Résumé de la décision
Dans cette affaire, M. B... a contesté un arrêté du maire de Besançon interdisant certaines activités, arguant que cet arrêté portait atteinte aux libertés fondamentales, notamment le droit d’aider autrui. Après le rejet de sa demande par le juge des référés du tribunal administratif de Besançon, M. B... a fait appel. Entre-temps, le maire a abrogé l'arrêté contesté, rendant l'appel sur cet arrêté sans objet. M. B... a alors demandé la suspension du nouvel arrêté du 31 août 2018. Cependant, ce dernier a été jugé irrecevable car présenté pour la première fois en appel. La Ligue des droits de l'homme a soutenu l'appel de M. B..., mais la cour a rendu une ordonnance qui a rejeté en grande partie les demandes de M. B....
Arguments pertinents
Les arguments de la décision s'articulent autour de plusieurs points clés :
1. Perte d'objet : L'arrêté du 3 juillet 2018 a été abrogé par un nouvel arrêté du 31 août 2018, rendant les conclusions d'appel relatives à cet ancien arrêté sans objet. Cela a été rappelé clairement avec l'assertion : "Les conclusions d'appel de M. B...tendant à ce que le juge des référés suspende cet arrêté du 3 juillet 2008 sont devenues sans objet".
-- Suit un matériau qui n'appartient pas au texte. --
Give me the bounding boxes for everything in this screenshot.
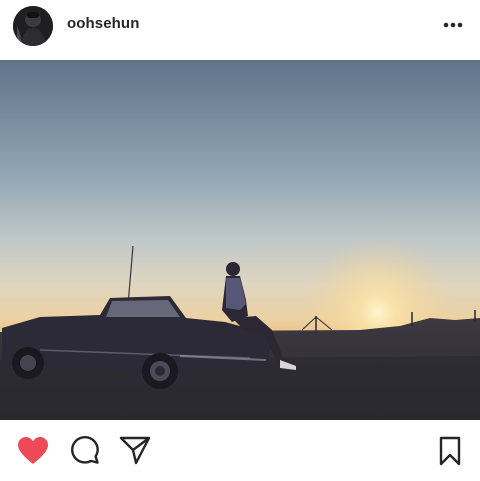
paper-plane-icon[interactable] [118, 433, 152, 467]
comment-bubble-icon[interactable] [68, 433, 102, 467]
post-photo[interactable] [0, 60, 480, 420]
avatar-image [13, 6, 53, 46]
username[interactable]: oohsehun [67, 15, 139, 32]
post-header: oohsehun [0, 0, 480, 58]
action-bar [0, 420, 480, 481]
more-options-icon[interactable] [440, 14, 466, 36]
sunset-car-image [0, 60, 480, 420]
instagram-post: oohsehun [0, 0, 480, 481]
heart-filled-icon[interactable] [15, 433, 51, 467]
profile-avatar[interactable] [13, 6, 53, 46]
bookmark-icon[interactable] [435, 434, 465, 468]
2. Irrecevabilité de la demande : Les nouvelles conclusions concernant l'arrêté du 31 août 2018, formulées pour la première fois en appel, ont été jugées irrecevables, car elles ne faisaient pas partie de la première demande. Cette décision est soulignée par le passage : "Les conclusions tendant à la suspension de l'exécution de l'arrêté du 31 août 2018...sont présentées par M.B..., dans sa réplique, pour la première fois en appel ; qu'elles sont par suite irrecevables".
3. Absence d'indemnisation : La décision ne juge pas nécessaire de condamner l'État à verser une somme à M. B... au titre des frais irrépétibles, en soulignant : "Il n'y a pas lieu, dans les circonstances de l'espèce, de mettre à la charge de l’État le versement à M. B... d'une somme au titre de l'article L. 761-1 du code de justice administrative".
Interprétations et citations légales
La décision s'appuie sur plusieurs principes juridiques qui méritent d'être examinés :
1. Droit d'agir : L'article L. 521-2 du code de justice administrative permet au juge des référés d'ordonner des mesures en cas d’atteinte grave et manifestement illégale à une liberté fondamentale. Cependant, la question de l'objet de la requête est cruciale : la cessation de l'illégalité ne justifie pas une intervention lorsque la situation contestée n'existe plus.
Citation : "Saisi d'une demande en ce sens justifiée par l'urgence, le juge des référés peut ordonner toutes mesures nécessaires à la sauvegarde d'une liberté fondamentale à laquelle une personne morale de droit public ou un organisme de droit privé chargé de la gestion d'un service public aurait porté... une atteinte grave et manifestement illégale." (Code de justice administrative - Article L. 521-2)
2. Irrecevabilité d'une demande nouvelle en appel : La règle des instances souligne qu'une partie ne peut introduire de nouvelles demandes lors d'un appel, conformément aux principes du droit administratif.
Citation : "Les conclusions tendant à la suspension de l'exécution de l'arrêté...sont présentées par M.B..., dans sa réplique, pour la première fois en appel ; qu'elles sont par suite irrecevables."
Ces éléments montrent qu'une attention rigoureuse aux procédures et à la continuité des actes administratifs est essentielle pour la recevabilité des demandes en justice, notamment dans le cadre d'appels administratifs.